İnsan aklının almadığı bir şey bu. Bir dönem kitaplar yakıldığında da eminim bu cümle kurulmuştur –ki kitap yakanların varlığını öğrendiğimde kurduğum cümlelerden biridir bu. Türkiye’de, bundan 25 yıl önce kitapları değil kitapların sahiplerini yaktılar. Bugün bile dillendirirken rahatsız olduğum bir “hadise” bu ama gerçek böyle. O gün canımızdan can koptu, kalbimde derin bir yara açıldı ve bu yara 25 yıldır sarılmadı. Biliyorum ki hayatımın sonuna kadar sarılmayacak, her geçen yıl, faillerin (bilindiği hâlde) cezalandırılmadığı aklıma gelecek ve o yara içimdeki öfkeyi artıracak. O gün orada bulunan, halkı kışkırtan, Madımak Oteli önünde toplanarak oteli ateşe veren yani insanları yakan kalabalığa duyduğum bir öfke bu ama bu kadarla sınırlı değil: Failleri bildiği hâlde cezalandırmayan, dava düştükten hemen sonra “hayırlı olsun” cümlesini kuran da bu öfkeden nasibini alıyor. Bugün elimizden bir şey gelmiyor belki ama ilerleyen yıllarda dosya yeniden açılacak ve arkadaşlarımızı, sevdiklerimizi öldürenler ile onları koruyanlar muhakkak ceza alacak.
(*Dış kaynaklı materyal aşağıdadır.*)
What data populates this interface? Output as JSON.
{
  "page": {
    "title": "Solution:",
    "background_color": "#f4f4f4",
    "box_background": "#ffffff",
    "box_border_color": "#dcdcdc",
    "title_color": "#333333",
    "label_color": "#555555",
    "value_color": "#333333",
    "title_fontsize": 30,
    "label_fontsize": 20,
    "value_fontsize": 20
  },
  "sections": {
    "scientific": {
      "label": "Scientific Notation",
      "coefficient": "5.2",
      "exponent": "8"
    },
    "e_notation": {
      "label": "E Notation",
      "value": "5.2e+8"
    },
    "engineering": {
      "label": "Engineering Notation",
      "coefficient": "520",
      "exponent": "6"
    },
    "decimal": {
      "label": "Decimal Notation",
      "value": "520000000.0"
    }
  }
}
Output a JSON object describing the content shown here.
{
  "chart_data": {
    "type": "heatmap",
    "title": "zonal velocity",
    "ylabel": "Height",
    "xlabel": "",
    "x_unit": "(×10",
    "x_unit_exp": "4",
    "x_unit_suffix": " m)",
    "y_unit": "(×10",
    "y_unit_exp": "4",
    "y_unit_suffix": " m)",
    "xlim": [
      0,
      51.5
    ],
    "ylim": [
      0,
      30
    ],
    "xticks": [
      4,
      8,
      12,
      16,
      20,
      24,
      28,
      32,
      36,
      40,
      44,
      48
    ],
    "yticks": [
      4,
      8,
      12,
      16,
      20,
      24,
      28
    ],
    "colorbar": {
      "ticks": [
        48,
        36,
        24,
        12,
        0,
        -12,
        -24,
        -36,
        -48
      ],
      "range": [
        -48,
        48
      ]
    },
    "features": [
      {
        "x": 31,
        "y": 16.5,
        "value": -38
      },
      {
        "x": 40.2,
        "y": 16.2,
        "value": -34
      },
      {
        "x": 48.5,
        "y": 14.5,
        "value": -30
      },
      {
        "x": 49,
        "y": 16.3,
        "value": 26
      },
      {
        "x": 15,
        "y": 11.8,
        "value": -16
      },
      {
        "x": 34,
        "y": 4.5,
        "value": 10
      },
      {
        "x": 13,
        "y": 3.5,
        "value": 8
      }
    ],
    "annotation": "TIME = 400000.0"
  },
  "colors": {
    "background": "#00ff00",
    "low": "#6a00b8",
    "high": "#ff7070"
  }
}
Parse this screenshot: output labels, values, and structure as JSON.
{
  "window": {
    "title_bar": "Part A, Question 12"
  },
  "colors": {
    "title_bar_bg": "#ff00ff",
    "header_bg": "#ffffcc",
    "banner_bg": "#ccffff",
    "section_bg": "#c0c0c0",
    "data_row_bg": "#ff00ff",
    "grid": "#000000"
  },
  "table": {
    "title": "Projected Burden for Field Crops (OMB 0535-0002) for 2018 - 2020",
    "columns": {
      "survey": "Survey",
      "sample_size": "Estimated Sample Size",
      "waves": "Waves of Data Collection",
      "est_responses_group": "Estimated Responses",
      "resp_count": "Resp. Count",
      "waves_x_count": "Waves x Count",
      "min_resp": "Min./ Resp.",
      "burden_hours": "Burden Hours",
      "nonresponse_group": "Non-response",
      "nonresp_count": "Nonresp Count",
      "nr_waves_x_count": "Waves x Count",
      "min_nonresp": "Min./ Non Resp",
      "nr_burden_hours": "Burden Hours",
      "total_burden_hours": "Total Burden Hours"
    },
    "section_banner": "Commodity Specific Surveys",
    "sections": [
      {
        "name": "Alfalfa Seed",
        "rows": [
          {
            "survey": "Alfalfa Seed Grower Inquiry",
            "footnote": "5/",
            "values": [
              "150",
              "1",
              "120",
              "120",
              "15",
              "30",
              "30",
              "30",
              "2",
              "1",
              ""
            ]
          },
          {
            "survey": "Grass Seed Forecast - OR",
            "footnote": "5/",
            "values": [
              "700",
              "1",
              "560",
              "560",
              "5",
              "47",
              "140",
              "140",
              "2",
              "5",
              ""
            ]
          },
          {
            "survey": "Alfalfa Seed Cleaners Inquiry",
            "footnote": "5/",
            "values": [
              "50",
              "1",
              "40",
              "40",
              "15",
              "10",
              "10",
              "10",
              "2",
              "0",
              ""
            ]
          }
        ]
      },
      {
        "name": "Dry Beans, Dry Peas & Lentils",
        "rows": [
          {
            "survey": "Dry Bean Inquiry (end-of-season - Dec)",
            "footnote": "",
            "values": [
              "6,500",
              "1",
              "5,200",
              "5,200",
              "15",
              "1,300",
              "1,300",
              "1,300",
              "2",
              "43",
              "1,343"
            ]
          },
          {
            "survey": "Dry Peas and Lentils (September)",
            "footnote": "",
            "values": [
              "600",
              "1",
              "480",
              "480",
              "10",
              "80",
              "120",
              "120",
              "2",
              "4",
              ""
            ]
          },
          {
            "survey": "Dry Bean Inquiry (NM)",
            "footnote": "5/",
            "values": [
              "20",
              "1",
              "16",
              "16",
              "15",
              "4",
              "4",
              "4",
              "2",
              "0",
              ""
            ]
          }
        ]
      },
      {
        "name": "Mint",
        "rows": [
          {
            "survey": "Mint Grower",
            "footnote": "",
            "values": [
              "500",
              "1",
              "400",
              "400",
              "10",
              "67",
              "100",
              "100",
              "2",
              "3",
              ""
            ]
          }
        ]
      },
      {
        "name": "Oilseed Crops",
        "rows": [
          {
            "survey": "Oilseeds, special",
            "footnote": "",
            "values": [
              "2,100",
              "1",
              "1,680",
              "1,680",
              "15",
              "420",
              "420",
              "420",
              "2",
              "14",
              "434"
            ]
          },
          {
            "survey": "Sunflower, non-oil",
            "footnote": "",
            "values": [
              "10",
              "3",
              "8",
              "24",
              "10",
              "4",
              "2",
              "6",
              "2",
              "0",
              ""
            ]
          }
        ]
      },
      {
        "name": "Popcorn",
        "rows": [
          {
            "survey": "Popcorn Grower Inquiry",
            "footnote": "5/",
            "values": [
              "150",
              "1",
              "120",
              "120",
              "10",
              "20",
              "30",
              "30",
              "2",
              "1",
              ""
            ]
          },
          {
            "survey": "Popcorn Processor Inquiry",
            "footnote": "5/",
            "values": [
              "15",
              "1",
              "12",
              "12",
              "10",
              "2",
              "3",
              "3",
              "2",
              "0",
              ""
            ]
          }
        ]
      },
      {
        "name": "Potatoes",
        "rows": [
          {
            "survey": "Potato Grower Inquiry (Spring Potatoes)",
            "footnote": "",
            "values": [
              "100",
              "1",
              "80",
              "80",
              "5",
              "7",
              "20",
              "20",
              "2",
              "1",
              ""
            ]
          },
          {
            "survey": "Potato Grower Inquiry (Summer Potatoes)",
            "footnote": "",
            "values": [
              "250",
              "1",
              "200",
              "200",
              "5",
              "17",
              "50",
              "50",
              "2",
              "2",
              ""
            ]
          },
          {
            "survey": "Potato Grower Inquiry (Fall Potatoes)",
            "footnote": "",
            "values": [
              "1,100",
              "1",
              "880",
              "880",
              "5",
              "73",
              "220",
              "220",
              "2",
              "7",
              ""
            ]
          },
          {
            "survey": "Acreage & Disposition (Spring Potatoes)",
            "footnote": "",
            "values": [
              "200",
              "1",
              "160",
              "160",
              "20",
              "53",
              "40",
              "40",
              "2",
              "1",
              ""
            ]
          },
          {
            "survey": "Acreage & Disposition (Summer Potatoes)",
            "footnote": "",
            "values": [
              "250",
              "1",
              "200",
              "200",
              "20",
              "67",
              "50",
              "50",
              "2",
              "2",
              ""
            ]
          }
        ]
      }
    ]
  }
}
Bahsi öfke meselesine getirmişken yakın dönemde önüme düşen iki albümü anmak isterim: Çok zamandır heyecanla beklediğim yeni Peyk albümü “Lay Lay Lom” ve uzun bir aradan sonra nihayet yayımlanan Bandista albümü “Buhal”. Her ikisi üzerine de sonrasında uzun uzun yazmak istiyorum, burada adlarını zikretmekle yetineceğim ama yine de birer şarkıyı kenara ayırayım. Peyk albümünde karşıma çıkan “Sabret” biraz umutsuz başlıyor: “Masallar anlatır birisi inansan iyi edersin / Hayaller gidin başımdan / Bitti bir devir, gelmez ki yenisi…” Her şeye rağmen sonrasında ortaya çıkan (ya da çıkması beklenen) öfke, umudun diğer adı aslında: “Her taraf kara adamlar / Öfke lazım bana biraz…” “Sabret”, Peyk albümünün ikinci şarkısı.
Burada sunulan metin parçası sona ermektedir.